Science

Smartphone-touchscreen use altering brain activity

Increasing use of smartphone touchscreens is altering brain activity in relation to fingertips, a new study says.

Smartphone users' brain activity directly proportional to intensity of phone use

The more a person uses a smartphone touchscreen, the more the brain activity associated with the thumb tip surges, whether or not that thumb was using a touchscreen or not, a new study says. (Antionio Guillem/Fotolia)

Increasing use of smartphone touchscreens is altering brain activity in relation to fingertips, says a new study.

Researchers from Switzerland were intrigued to learn how people’s brains were responding to increased use of their thumbs and other fingertips due to smartphone usage. While other studies have focused on video gamers and motor skills, none had analyzed whether smartphone touchscreens have an effect on the brain in terms of the fingers.

"I was really surprised by the scale of the changes introduced by the use of smartphones," said Arko Ghosh of the University of Zurich and ETH Zurich in Switzerland, in the study published in Current Biology.

Ghosh and his colleagues wanted to examine the everyday plasticity, or adaptability, of the human brain in relation to fingertip use.
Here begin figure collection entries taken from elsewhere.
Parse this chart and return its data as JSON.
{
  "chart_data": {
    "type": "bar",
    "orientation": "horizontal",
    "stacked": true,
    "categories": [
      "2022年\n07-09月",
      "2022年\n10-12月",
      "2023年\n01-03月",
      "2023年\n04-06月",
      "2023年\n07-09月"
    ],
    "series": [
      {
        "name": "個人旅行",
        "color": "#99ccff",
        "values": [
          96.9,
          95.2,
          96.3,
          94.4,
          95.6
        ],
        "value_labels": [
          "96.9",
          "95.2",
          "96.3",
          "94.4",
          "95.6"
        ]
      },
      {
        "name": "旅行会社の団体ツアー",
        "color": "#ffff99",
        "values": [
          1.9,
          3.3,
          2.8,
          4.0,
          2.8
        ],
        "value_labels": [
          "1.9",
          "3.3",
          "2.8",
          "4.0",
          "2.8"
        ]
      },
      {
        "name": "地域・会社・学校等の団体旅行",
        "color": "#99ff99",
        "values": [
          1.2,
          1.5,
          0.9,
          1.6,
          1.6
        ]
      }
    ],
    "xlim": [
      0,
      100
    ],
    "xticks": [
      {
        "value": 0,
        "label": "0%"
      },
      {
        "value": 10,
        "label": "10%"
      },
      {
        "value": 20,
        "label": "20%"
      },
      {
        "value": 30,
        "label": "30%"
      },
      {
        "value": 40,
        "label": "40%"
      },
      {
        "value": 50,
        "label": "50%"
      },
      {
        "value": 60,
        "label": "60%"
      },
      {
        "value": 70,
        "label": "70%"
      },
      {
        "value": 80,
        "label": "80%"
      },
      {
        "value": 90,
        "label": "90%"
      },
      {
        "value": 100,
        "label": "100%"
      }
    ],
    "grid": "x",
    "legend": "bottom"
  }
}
“I think first we must appreciate how common personal digital devices are and how densely people use them,” Ghosh said.

Sensitive thumb

Neuroscientists used electroencephalography (EEG) to track the brain response to mechanical touch on the thumb, index and middle fingertips of touchscreen phone users compared to users who used older cellphones – ones without touchscreens.

Researchers discovered that smartphone users' brain activity in the cortex – the part associated with thumb and index fingertips – was directly proportional to the intensity of phone use.
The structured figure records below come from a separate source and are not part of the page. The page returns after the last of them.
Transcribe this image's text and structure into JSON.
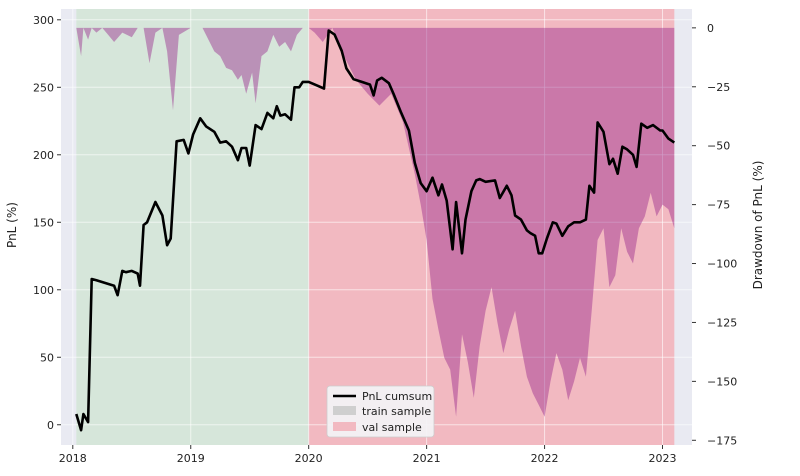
{
  "chart_data": {
    "type": "line",
    "title": "",
    "xlabel": "",
    "ylabel": "PnL (%)",
    "y2label": "Drawdown of PnL (%)",
    "x_ticks": [
      2018,
      2019,
      2020,
      2021,
      2022,
      2023
    ],
    "x_range": [
      2017.9,
      2023.25
    ],
    "y_ticks": [
      0,
      50,
      100,
      150,
      200,
      250,
      300
    ],
    "y_range": [
      -15,
      308
    ],
    "y2_ticks": [
      0,
      -25,
      -50,
      -75,
      -100,
      -125,
      -150,
      -175
    ],
    "y2_range": [
      -177,
      8
    ],
    "grid": true,
    "legend_position": "bottom-center",
    "legend": [
      "PnL cumsum",
      "train sample",
      "val sample"
    ],
    "shaded_regions": [
      {
        "name": "train sample",
        "x": [
          2018.03,
          2020.0
        ],
        "color": "#d6e6da"
      },
      {
        "name": "val sample",
        "x": [
          2020.0,
          2023.1
        ],
        "color": "#f2b9c1"
      }
    ],
    "colors": {
      "line": "#000000",
      "drawdown": "#9a2a8c",
      "axes_bg": "#e9eaf2"
    },
    "series": [
      {
        "name": "PnL cumsum",
        "axis": "left",
        "x": [
          2018.03,
          2018.07,
          2018.09,
          2018.13,
          2018.16,
          2018.2,
          2018.35,
          2018.38,
          2018.42,
          2018.45,
          2018.5,
          2018.55,
          2018.57,
          2018.6,
          2018.63,
          2018.7,
          2018.76,
          2018.8,
          2018.83,
          2018.88,
          2018.94,
          2018.98,
          2019.02,
          2019.08,
          2019.13,
          2019.2,
          2019.25,
          2019.3,
          2019.35,
          2019.4,
          2019.43,
          2019.47,
          2019.5,
          2019.55,
          2019.6,
          2019.65,
          2019.7,
          2019.73,
          2019.76,
          2019.8,
          2019.85,
          2019.88,
          2019.92,
          2019.95,
          2020.0,
          2020.08,
          2020.13,
          2020.17,
          2020.22,
          2020.28,
          2020.32,
          2020.38,
          2020.45,
          2020.52,
          2020.55,
          2020.58,
          2020.62,
          2020.68,
          2020.72,
          2020.78,
          2020.85,
          2020.9,
          2020.95,
          2021.0,
          2021.05,
          2021.1,
          2021.13,
          2021.17,
          2021.22,
          2021.25,
          2021.3,
          2021.33,
          2021.38,
          2021.42,
          2021.45,
          2021.5,
          2021.58,
          2021.62,
          2021.68,
          2021.72,
          2021.75,
          2021.8,
          2021.85,
          2021.88,
          2021.92,
          2021.95,
          2021.98,
          2022.02,
          2022.07,
          2022.1,
          2022.15,
          2022.2,
          2022.25,
          2022.3,
          2022.35,
          2022.38,
          2022.42,
          2022.45,
          2022.5,
          2022.55,
          2022.58,
          2022.62,
          2022.66,
          2022.7,
          2022.75,
          2022.78,
          2022.82,
          2022.87,
          2022.92,
          2022.98,
          2023.0,
          2023.05,
          2023.1
        ],
        "y": [
          8,
          -4,
          8,
          2,
          108,
          107,
          103,
          96,
          114,
          113,
          114,
          112,
          103,
          148,
          150,
          165,
          155,
          133,
          138,
          210,
          211,
          201,
          215,
          227,
          221,
          217,
          209,
          210,
          206,
          196,
          205,
          205,
          192,
          222,
          219,
          231,
          227,
          236,
          229,
          230,
          226,
          250,
          250,
          254,
          254,
          251,
          249,
          292,
          289,
          277,
          264,
          256,
          254,
          252,
          244,
          255,
          257,
          253,
          245,
          232,
          218,
          194,
          179,
          173,
          183,
          170,
          178,
          166,
          130,
          165,
          127,
          152,
          173,
          181,
          182,
          180,
          181,
          168,
          177,
          170,
          155,
          152,
          144,
          142,
          140,
          127,
          127,
          138,
          150,
          149,
          140,
          147,
          150,
          150,
          152,
          177,
          172,
          224,
          217,
          193,
          197,
          186,
          206,
          204,
          200,
          191,
          223,
          220,
          222,
          218,
          218,
          212,
          209
        ]
      },
      {
        "name": "Drawdown",
        "axis": "right",
        "x": [
          2018.03,
          2018.07,
          2018.09,
          2018.13,
          2018.16,
          2018.2,
          2018.25,
          2018.3,
          2018.35,
          2018.42,
          2018.5,
          2018.55,
          2018.6,
          2018.65,
          2018.7,
          2018.76,
          2018.8,
          2018.85,
          2018.9,
          2019.0,
          2019.1,
          2019.15,
          2019.2,
          2019.25,
          2019.3,
          2019.35,
          2019.4,
          2019.43,
          2019.47,
          2019.52,
          2019.55,
          2019.6,
          2019.65,
          2019.7,
          2019.75,
          2019.8,
          2019.85,
          2019.9,
          2019.95,
          2020.0,
          2020.05,
          2020.12,
          2020.2,
          2020.3,
          2020.4,
          2020.5,
          2020.6,
          2020.7,
          2020.8,
          2020.9,
          2020.95,
          2021.0,
          2021.05,
          2021.1,
          2021.15,
          2021.2,
          2021.25,
          2021.3,
          2021.35,
          2021.4,
          2021.45,
          2021.5,
          2021.55,
          2021.6,
          2021.65,
          2021.7,
          2021.75,
          2021.8,
          2021.85,
          2021.9,
          2021.95,
          2022.0,
          2022.05,
          2022.1,
          2022.15,
          2022.2,
          2022.25,
          2022.3,
          2022.35,
          2022.4,
          2022.45,
          2022.5,
          2022.55,
          2022.6,
          2022.65,
          2022.7,
          2022.75,
          2022.8,
          2022.85,
          2022.9,
          2022.95,
          2023.0,
          2023.05,
          2023.1
        ],
        "y": [
          0,
          -12,
          0,
          -5,
          0,
          -2,
          0,
          -3,
          -6,
          -2,
          -4,
          0,
          0,
          -15,
          -2,
          0,
          -10,
          -35,
          -3,
          0,
          0,
          -5,
          -10,
          -12,
          -17,
          -18,
          -22,
          -20,
          -28,
          -19,
          -32,
          -12,
          -10,
          -3,
          -8,
          -6,
          -10,
          -3,
          0,
          0,
          -2,
          -6,
          0,
          -12,
          -22,
          -28,
          -33,
          -28,
          -40,
          -62,
          -75,
          -90,
          -115,
          -128,
          -140,
          -145,
          -165,
          -130,
          -142,
          -157,
          -135,
          -120,
          -110,
          -125,
          -138,
          -128,
          -120,
          -135,
          -148,
          -155,
          -160,
          -165,
          -150,
          -138,
          -145,
          -158,
          -150,
          -140,
          -148,
          -120,
          -90,
          -85,
          -110,
          -105,
          -85,
          -95,
          -100,
          -85,
          -80,
          -70,
          -80,
          -75,
          -77,
          -85
        ]
      }
    ]
  }
}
They then compared that to the phone's battery logs to see how much that person had been using their smartphone or cellphone.

The more a person used their phone, the more the brain activity associated with the thumb tip surged, whether or not that thumb was using a touchscreen or not.

“Sensory processing in the contemporary brain is continuously shaped by personal digital technology," Ghosh and his team concluded.